On Paris' CAC 40 blue chip index, supermarket operator Carrefour is also one of the biggest losers, down 1.4%.

Another company under the spotlight is CD Projekt which slumped 12% after delaying the premiere of its flagship Cyberpunk 2077 game.

Hard to say how the shares in Poland's largest video game maker will end the session with seemingly a lot of investors waiting to buy the dip.

"If CD Projekt gets hit hard on the open we’d be advocating to those who have ‘missed it’ to buy", Neil Campling head of TMT Research at Mirabaud wrote this morning.

Most indexes and sectors are well in the black however in what seems to be building up as a very positive end of the week.

Among the biggest winners are shares in Swedish Orphan Biovitrum, up 6.7% after topping its 2019 sales and core profit expectations.

Here are the top movers on the STOXX 600:

(Julien Ponthus)



While the earnings season has yet to begin in earnest, there are a few headlines that can probably give a taster of what’s coming.

Protest in France against Macron’s plan to reform pensions is starting to bite.

French retailer Casino slashed its forecast on Thursday for 2019 French operating profit growth due to the impact of transport strikes in Q4. Another retailer Fnac Darty said it estimated losses in fourth quarter revenues at 70 million euros due to social protests.

Both stocks are expected to open lower.

Another big loser could be Hasting which said it expects a steep drop in annual earnings and plans to lower its 2019 dividend, citing a challenging market environment.
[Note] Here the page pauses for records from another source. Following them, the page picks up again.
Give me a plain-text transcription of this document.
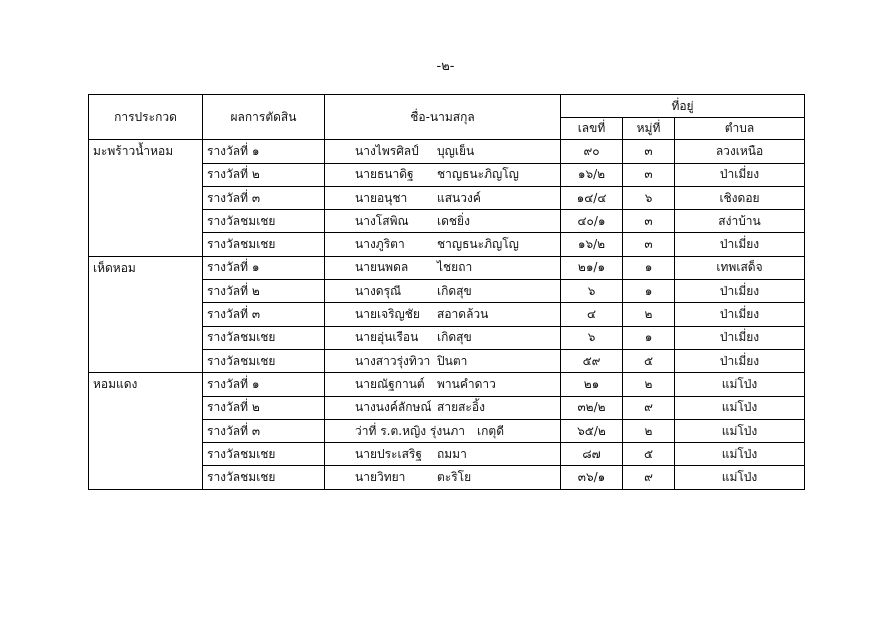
-๒-
การประกวด	ผลการตัดสิน	ชื่อ-นามสกุล	ที่อยู่		
			เลขที่	หมู่ที่	ตำบล
มะพร้าวน้ำหอม	รางวัลที่ ๑	นางไพรศิลป์ บุญเย็น	๙๐	๓	ลวงเหนือ
	รางวัลที่ ๒	นายธนาดิฐ ชาญธนะภิญโญ	๑๖/๒	๓	ป่าเมี่ยง
	รางวัลที่ ๓	นายอนุชา แสนวงค์	๑๔/๔	๖	เชิงดอย
	รางวัลชมเชย	นางโสพิณ เดชยิ่ง	๔๐/๑	๓	สง่าบ้าน
	รางวัลชมเชย	นางภูริตา ชาญธนะภิญโญ	๑๖/๒	๓	ป่าเมี่ยง
เห็ดหอม	รางวัลที่ ๑	นายนพดล ไชยถา	๒๑/๑	๑	เทพเสด็จ
	รางวัลที่ ๒	นางดรุณี เกิดสุข	๖	๑	ป่าเมี่ยง
	รางวัลที่ ๓	นายเจริญชัย สอาดล้วน	๔	๒	ป่าเมี่ยง
	รางวัลชมเชย	นายอุ่นเรือน เกิดสุข	๖	๑	ป่าเมี่ยง
	รางวัลชมเชย	นางสาวรุ่งทิวา ปินตา	๕๙	๕	ป่าเมี่ยง
หอมแดง	รางวัลที่ ๑	นายณัฐกานต์ พานคำดาว	๒๑	๒	แม่โป่ง
	รางวัลที่ ๒	นางนงค์ลักษณ์ สายสะอิ้ง	๓๒/๒	๙	แม่โป่ง
	รางวัลที่ ๓	ว่าที่ ร.ต.หญิง รุ่งนภา เกตุดี	๖๕/๒	๒	แม่โป่ง
	รางวัลชมเชย	นายประเสริฐ ถมมา	๘๗	๕	แม่โป่ง
	รางวัลชมเชย	นายวิทยา ตะริโย	๓๖/๑	๙	แม่โป่ง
Richemont said unrest in Hong Kong is denting sales but the luxury group is expected to rise at the open on an otherwise decent batch of results.

Bayer is also seen making some gains after mediator Ken Feinberg told Bloomberg he was "cautiously optimistic" a deal could be reached to settle more than 75,000 cancer claims related to its Roundup herbicide.

Ladbrokes-owner GVC is expected to rise after it said annual core earnings will be at the top end of its guidance, driven by stronger demand for its online games.

(Julien Ponthus)



It would only take one point to bring the STOXX 600 to a new record.

So given that Wall Street and Asia closed their session overnight on fresh new highs, it's quite likely that a new milestone is in store this morning for European equities.

On that note, financial spreadbetters at IG expect London's FTSE to open 13 points higher, Frankfurt's DAX to rise 58 points and Paris' CAC to gain 15 points.

While there's a recurrent trend of underperformance by European bourses, China's economic growth matching expectations should brighten things up a tad and lift sentiment.